Prices in trades are about exclusion. 
The difference between market exchanges and gift exchanges is the anonymity of the transaction. The market exchange is between strangers while the gift exchange is between familiars. The market price pays for the cessation of the assignor's claims to the good being transacted in. The buyer gains exclusivity. The buyer doesn't have to know the seller at all for the transaction to make sense. 
What the buyer gains in clarity of title he loses in possibility of relationship. The introduction of exclusivity ("Go away, it's mine.") eliminates the possibility of stewardship and collaboration. The elimination of stewardship and collaboration undermines the creative act. One of the necessary requirements of genuine creativity is the conviction on the part of the creating agent (the creator) that he or she will be a party to, and be able to participate in, the creature’s subsequent sustenance.

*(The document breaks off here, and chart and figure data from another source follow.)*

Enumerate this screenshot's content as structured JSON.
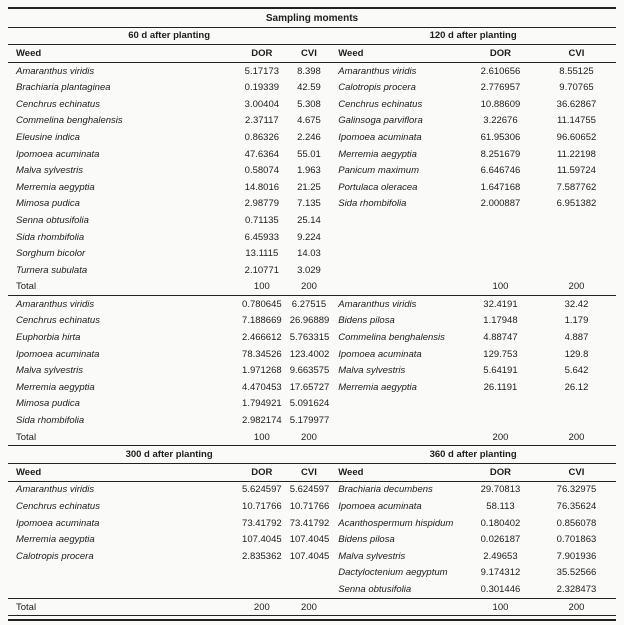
{
  "table": {
    "title": "Sampling moments",
    "total_label": "Total",
    "sections": [
      {
        "left_heading": "60 d after planting",
        "right_heading": "120 d after planting",
        "columns": [
          "Weed",
          "DOR",
          "CVI"
        ],
        "blocks": [
          {
            "left_rows": [
              {
                "name": "Amaranthus viridis",
                "dor": "5.17173",
                "cvi": "8.398"
              },
              {
                "name": "Brachiaria plantaginea",
                "dor": "0.19339",
                "cvi": "42.59"
              },
              {
                "name": "Cenchrus echinatus",
                "dor": "3.00404",
                "cvi": "5.308"
              },
              {
                "name": "Commelina benghalensis",
                "dor": "2.37117",
                "cvi": "4.675"
              },
              {
                "name": "Eleusine indica",
                "dor": "0.86326",
                "cvi": "2.246"
              },
              {
                "name": "Ipomoea acuminata",
                "dor": "47.6364",
                "cvi": "55.01"
              },
              {
                "name": "Malva sylvestris",
                "dor": "0.58074",
                "cvi": "1.963"
              },
              {
                "name": "Merremia aegyptia",
                "dor": "14.8016",
                "cvi": "21.25"
              },
              {
                "name": "Mimosa pudica",
                "dor": "2.98779",
                "cvi": "7.135"
              },
              {
                "name": "Senna obtusifolia",
                "dor": "0.71135",
                "cvi": "25.14"
              },
              {
                "name": "Sida rhombifolia",
                "dor": "6.45933",
                "cvi": "9.224"
              },
              {
                "name": "Sorghum bicolor",
                "dor": "13.1115",
                "cvi": "14.03"
              },
              {
                "name": "Turnera subulata",
                "dor": "2.10771",
                "cvi": "3.029"
              }
            ],
            "right_rows": [
              {
                "name": "Amaranthus viridis",
                "dor": "2.610656",
                "cvi": "8.55125"
              },
              {
                "name": "Calotropis procera",
                "dor": "2.776957",
                "cvi": "9.70765"
              },
              {
                "name": "Cenchrus echinatus",
                "dor": "10.88609",
                "cvi": "36.62867"
              },
              {
                "name": "Galinsoga parviflora",
                "dor": "3.22676",
                "cvi": "11.14755"
              },
              {
                "name": "Ipomoea acuminata",
                "dor": "61.95306",
                "cvi": "96.60652"
              },
              {
                "name": "Merremia aegyptia",
                "dor": "8.251679",
                "cvi": "11.22198"
              },
              {
                "name": "Panicum maximum",
                "dor": "6.646746",
                "cvi": "11.59724"
              },
              {
                "name": "Portulaca oleracea",
                "dor": "1.647168",
                "cvi": "7.587762"
              },
              {
                "name": "Sida rhombifolia",
                "dor": "2.000887",
                "cvi": "6.951382"
              }
            ],
            "totals": {
              "left": [
                "100",
                "200"
              ],
              "right": [
                "100",
                "200"
              ]
            }
          },
          {
            "left_rows": [
              {
                "name": "Amaranthus viridis",
                "dor": "0.780645",
                "cvi": "6.27515"
              },
              {
                "name": "Cenchrus echinatus",
                "dor": "7.188669",
                "cvi": "26.96889"
              },
              {
                "name": "Euphorbia hirta",
                "dor": "2.466612",
                "cvi": "5.763315"
              },
              {
                "name": "Ipomoea acuminata",
                "dor": "78.34526",
                "cvi": "123.4002"
              },
              {
                "name": "Malva sylvestris",
                "dor": "1.971268",
                "cvi": "9.663575"
              },
              {
                "name": "Merremia aegyptia",
                "dor": "4.470453",
                "cvi": "17.65727"
              },
              {
                "name": "Mimosa pudica",
                "dor": "1.794921",
                "cvi": "5.091624"
              },
              {
                "name": "Sida rhombifolia",
                "dor": "2.982174",
                "cvi": "5.179977"
              }
            ],
            "right_rows": [
              {
                "name": "Amaranthus viridis",
                "dor": "32.4191",
                "cvi": "32.42"
              },
              {
                "name": "Bidens pilosa",
                "dor": "1.17948",
                "cvi": "1.179"
              },
              {
                "name": "Commelina benghalensis",
                "dor": "4.88747",
                "cvi": "4.887"
              },
              {
                "name": "Ipomoea acuminata",
                "dor": "129.753",
                "cvi": "129.8"
              },
              {
                "name": "Malva sylvestris",
                "dor": "5.64191",
                "cvi": "5.642"
              },
              {
                "name": "Merremia aegyptia",
                "dor": "26.1191",
                "cvi": "26.12"
              }
            ],
            "totals": {
              "left": [
                "100",
                "200"
              ],
              "right": [
                "200",
                "200"
              ]
            }
          }
        ]
      },
      {
        "left_heading": "300 d after planting",
        "right_heading": "360 d after planting",
        "columns": [
          "Weed",
          "DOR",
          "CVI"
        ],
        "blocks": [
          {
            "left_rows": [
              {
                "name": "Amaranthus viridis",
                "dor": "5.624597",
                "cvi": "5.624597"
              },
              {
                "name": "Cenchrus echinatus",
                "dor": "10.71766",
                "cvi": "10.71766"
              },
              {
                "name": "Ipomoea acuminata",
                "dor": "73.41792",
                "cvi": "73.41792"
              },
              {
                "name": "Merremia aegyptia",
                "dor": "107.4045",
                "cvi": "107.4045"
              },
              {
                "name": "Calotropis procera",
                "dor": "2.835362",
                "cvi": "107.4045"
              }
            ],
            "right_rows": [
              {
                "name": "Brachiaria decumbens",
                "dor": "29.70813",
                "cvi": "76.32975"
              },
              {
                "name": "Ipomoea acuminata",
                "dor": "58.113",
                "cvi": "76.35624"
              },
              {
                "name": "Acanthospermum hispidum",
                "dor": "0.180402",
                "cvi": "0.856078"
              },
              {
                "name": "Bidens pilosa",
                "dor": "0.026187",
                "cvi": "0.701863"
              },
              {
                "name": "Malva sylvestris",
                "dor": "2.49653",
                "cvi": "7.901936"
              },
              {
                "name": "Dactyloctenium aegyptum",
                "dor": "9.174312",
                "cvi": "35.52566"
              },
              {
                "name": "Senna obtusifolia",
                "dor": "0.301446",
                "cvi": "2.328473"
              }
            ],
            "totals": {
              "left": [
                "200",
                "200"
              ],
              "right": [
                "100",
                "200"
              ]
            }
          }
        ]
      }
    ]
  }
}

Cut off the ability to participate in the sustenance and you amputate the ability to accomplish the initial creation in the first place. 
Any creative act whose ongoing engagement is foreclosed is a warped creativity, and it is easy to imagine how it could stop the creative act altogether. 
The creator and the steward need to find each other in relationship and to engage in a joint claim to the care of the creature in such a way that one's involvement does not exclude the participation of the other's involvement.